Un jour cependant, Marchenoir ayant réussi à placer quelques articles éclatants au Basile,—journal pituiteux à immense portée, dont le directeur avait eu passagèrement la fantaisie de condimenter la mangeoire,—Dulaurier se découvrit, tout à coup, un regain de tendresse pour cet ancien compagnon des mauvais jours, qui se présentait en polémiste et qui pouvait devenir un ennemi des plus redoutables.
Heureusement, ce ne fut qu'un éclair. Le journal immense, bientôt épouvanté des témérités scarlatines du nouveau venu et de son scandaleux catholicisme, s'empressa de le congédier. L'exécuté Marchenoir vit se fermer aussitôt devant lui toutes les portes des journaux, sympathiquement agités du même effroi et, plein de famine, évincé du festin royal de la Publicité, pour n'avoir pas voulu revêtir la robe nuptiale des ripaillants maquereaux de la camaraderie, il replongea dans les extérieures ténèbres d'où ne purent le tirer deux livres supérieurs, étouffés sans examen sous le silence concerté de la presse entière.
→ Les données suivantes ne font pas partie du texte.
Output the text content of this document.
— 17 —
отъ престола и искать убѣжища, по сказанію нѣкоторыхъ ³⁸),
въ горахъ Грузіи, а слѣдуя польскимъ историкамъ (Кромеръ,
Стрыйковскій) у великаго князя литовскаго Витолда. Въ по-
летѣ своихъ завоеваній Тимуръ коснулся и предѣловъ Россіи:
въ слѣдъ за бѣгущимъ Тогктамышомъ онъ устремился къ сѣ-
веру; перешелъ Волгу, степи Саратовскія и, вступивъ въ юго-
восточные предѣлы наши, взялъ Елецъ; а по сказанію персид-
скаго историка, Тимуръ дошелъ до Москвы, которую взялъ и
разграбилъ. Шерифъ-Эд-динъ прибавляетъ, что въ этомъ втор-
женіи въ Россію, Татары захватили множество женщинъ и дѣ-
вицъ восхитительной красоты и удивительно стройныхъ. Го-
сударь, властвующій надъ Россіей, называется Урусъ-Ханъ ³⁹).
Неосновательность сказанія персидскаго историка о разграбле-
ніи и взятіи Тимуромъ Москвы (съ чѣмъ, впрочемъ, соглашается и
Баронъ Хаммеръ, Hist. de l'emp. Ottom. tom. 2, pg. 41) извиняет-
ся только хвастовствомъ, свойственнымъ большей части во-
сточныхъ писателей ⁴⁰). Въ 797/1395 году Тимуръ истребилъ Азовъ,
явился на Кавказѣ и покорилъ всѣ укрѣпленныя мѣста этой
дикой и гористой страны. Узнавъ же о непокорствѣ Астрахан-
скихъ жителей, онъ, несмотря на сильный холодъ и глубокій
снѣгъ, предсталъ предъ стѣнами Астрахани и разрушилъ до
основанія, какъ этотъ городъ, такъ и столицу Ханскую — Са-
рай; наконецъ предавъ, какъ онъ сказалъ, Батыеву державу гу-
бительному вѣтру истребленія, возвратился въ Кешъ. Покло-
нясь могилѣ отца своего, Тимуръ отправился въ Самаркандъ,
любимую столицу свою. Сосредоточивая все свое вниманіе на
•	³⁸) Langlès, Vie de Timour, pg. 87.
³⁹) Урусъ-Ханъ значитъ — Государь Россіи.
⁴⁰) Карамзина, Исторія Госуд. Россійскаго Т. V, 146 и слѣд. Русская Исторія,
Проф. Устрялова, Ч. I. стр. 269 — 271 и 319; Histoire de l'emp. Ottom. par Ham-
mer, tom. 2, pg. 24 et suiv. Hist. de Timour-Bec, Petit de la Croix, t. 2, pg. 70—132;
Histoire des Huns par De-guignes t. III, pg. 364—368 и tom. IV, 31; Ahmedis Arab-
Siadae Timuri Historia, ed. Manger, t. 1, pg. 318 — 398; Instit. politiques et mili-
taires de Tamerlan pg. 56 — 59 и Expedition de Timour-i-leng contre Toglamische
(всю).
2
Le fatidique Dulaurier, qui n'avait jamais eu la pensée de secourir ce réfractaire d'une parcelle de son crédit de feuilletoniste influent, n'était, certes pas, homme à se compromettre en jouant pour lui les Bons Samaritains. Dans les rencontres peu souhaitées que leur voisinage rendait difficilement évitable, il sut se borner à quelques protestations admiratives, accompagnées de gémissements mélodieux et d'affables reproches sur l'intransigeance, au fond, pleine d'injustice, qui lui avait attiré cette disgrâce.
—Pourquoi se faire des ennemis? Pourquoi ne pas aimer tout le monde qui est si bon? L'Évangile, d'ailleurs, auquel vous croyez, mon cher Caïn, n'est-il pas là pour vous l'apprendre?
Il osait parler de l'Évangile!… et c'était pourtant vers cet homme que le naufragé Marchenoir se voyait réduit à tendre les bras!
IV
Le jeune maître reçut la lettre dans son lit. Il avait passé la soirée chez la baronne de Poissy, la célèbre amphitryonne de tous les sexes, en compagnie d'un groupe élu de chenapans du Premier-Paris et de cabotins lanceurs de rayons. Il avait été étincelant, comme toujours, et même un peu plus.
Dès cinq heures du matin, le Gil Blas en avait répandu la nouvelle chez quelques marchands de vin du faubourg Montmartre, à huit heures, aucun employé de commerce ne l'ignorait plus. Le squameux chroniqueur nocturne laissait entendre, avec la pudique diaphanéité congruente à ce genre d'information, que la présence d'une jeune norvégienne des fiords lointains, à la gorge liliale et à la virginité ductile, avait été pour quelque chose dans l'éréthisme d'improvisation de l'irrésistible ténor léger de «nos derniers salons littéraires.»
En conséquence, il se réconfortait d'un peu de sommeil, après cette lyrique dilapidation de son fluide.
—Est-ce vous, François? dit-il d'une voix languissante, en s'éveillant au faible bruit de la porte de sa chambre à coucher que le domestique entr'ouvrait avec précaution.